ジャック・マイヨールにとって、幼少のころに見た唐津(佐賀県)の海を潜る海女の方々の姿は、彼の一生を形作るための原点となりました。日本との絆は友人の成田均さんとの間で1960年代の終わりから大切に育まれてきたものです。その後、数十年にわたり、さらにその人脈の輪は広がり続けました。人生の後半は、水中写真家の高砂淳二さんらとの深い交流がマイヨールにとって支えになっていたのです。こうした“日本との心の通い合い”を、いかに本編の中にしっかり構成できるか、これが私にとってとても大切な作業でした。

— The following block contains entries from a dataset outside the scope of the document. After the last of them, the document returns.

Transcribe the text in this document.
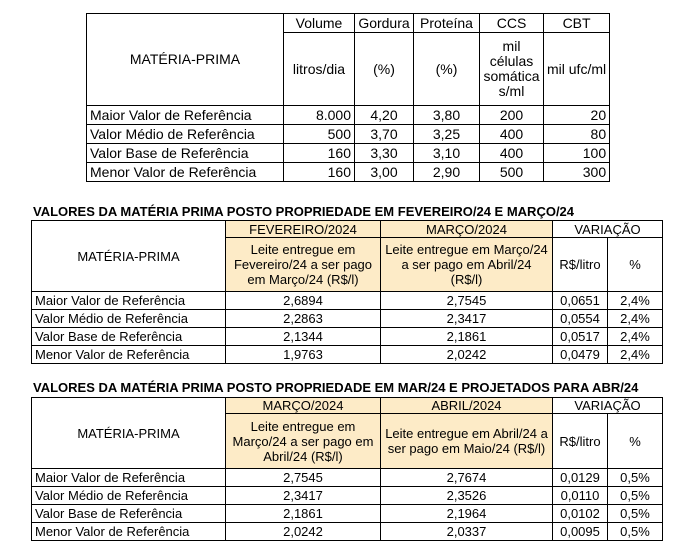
MATÉRIA-PRIMA	Volume	Gordura	Proteína	CCS	CBT
	litros/dia	(%)	(%)	mil células somática s/ml	mil ufc/ml
Maior Valor de Referência	8.000	4,20	3,80	200	20
Valor Médio de Referência	500	3,70	3,25	400	80
Valor Base de Referência	160	3,30	3,10	400	100
Menor Valor de Referência	160	3,00	2,90	500	300
VALORES DA MATÉRIA PRIMA POSTO PROPRIEDADE EM FEVEREIRO/24 E MARÇO/24
MATÉRIA-PRIMA	FEVEREIRO/2024	MARÇO/2024	VARIAÇÃO	
	Leite entregue em Fevereiro/24 a ser pago em Março/24 (R$/l)	Leite entregue em Março/24 a ser pago em Abril/24 (R$/l)	R$/litro	%
Maior Valor de Referência	2,6894	2,7545	0,0651	2,4%
Valor Médio de Referência	2,2863	2,3417	0,0554	2,4%
Valor Base de Referência	2,1344	2,1861	0,0517	2,4%
Menor Valor de Referência	1,9763	2,0242	0,0479	2,4%
VALORES DA MATÉRIA PRIMA POSTO PROPRIEDADE EM MAR/24 E PROJETADOS PARA ABR/24
MATÉRIA-PRIMA	MARÇO/2024	ABRIL/2024	VARIAÇÃO	
	Leite entregue em Março/24 a ser pago em Abril/24 (R$/l)	Leite entregue em Abril/24 a ser pago em Maio/24 (R$/l)	R$/litro	%
Maior Valor de Referência	2,7545	2,7674	0,0129	0,5%
Valor Médio de Referência	2,3417	2,3526	0,0110	0,5%
Valor Base de Referência	2,1861	2,1964	0,0102	0,5%
Menor Valor de Referência	2,0242	2,0337	0,0095	0,5%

――番組を作る上でうれしかったこと、逆に大変だったエピソードは?
うれしかったことは、この長編作品のスピンオフ企画としてVRの作品も制作することができたことです。実は2年前に企画が提案された際にはVRの企画書も一緒になっていました。しかし当時はまだ今ほどVR自体に日本国内では話題性がなく、社内で企画を通すのに大変苦労しました。その後、共同制作したフランスのプロデューサーと熱心に話し合いを続け、いかに長編作品とVRがユーザーにとって有効に相互作用するかを根気強く関係者に説いて回りました。その結果、水深100メートルの世界や、イルカやクジラと戯れる……まさに“疑似体験”できるコンテンツを完成させることができました。先立っての東京国際映画祭では、映画祭30年の歴史上初となる“VRを作品として”楽しんでいただく環境も、作ることに成功したのです。
―-番組の見どころを教えてください。
何と言ってもこの長編作品中、物語をナビゲートしていく“声”に注目(注耳?)していただきたいです。“ジャック・マイヨールの独白”という演出で進行していくのですが、そのナレーションを担当してくれたのは、なんと映画「グラン・ブルー」で主役としてジャック・マイヨールを演じたジャン・マルク・バールその人なのです。私は実際にパリで行われたその収録にも参加したのですが、深みのある声が本当に素晴らしかったです。僭越(せんえつ)ながらご本人とも親交を深めさせていただきましたが「あの映画があったからこそ今の自分がある。このドキュメンタリーで今度はマイヨール自身の声を演じることに、何か縁のようなものを強く感じたよ」とおっしゃっていたのが印象的でした。ぜひジャン・マルク・バール渾身(こんしん)の独白ナレーションをお楽しみください!
――視聴者へ一言お願いします。
今回の作品の最も重要な要素の一つでマイヨールの親友ともいえる成田均さんへ、インタビュー取材に応じていただいたお礼を伝えたくて、11月26日初回放送の直前になりましたが、千葉県館山市にあるダイビングショップを訪ねてきました。30年以上親交を深めてきた成田さんは何度も目を潤ませながら、「ジャックが本当に伝えたかったことを、残された我々が責任を持って次世代に伝えていかなくてはいけない。そういう場を作りたいんです!」と語られました。マイヨールが亡くなった年齢に近づいてきたことでその思いを最近特に強く意識しているそうです。私もこうして番組制作者という立場によって“ドルフィン・マン”からのメッセージを視聴者の皆さんへお届けできることができて大変うれしく思っています。ぜひ、見て、聞いて、感じてください!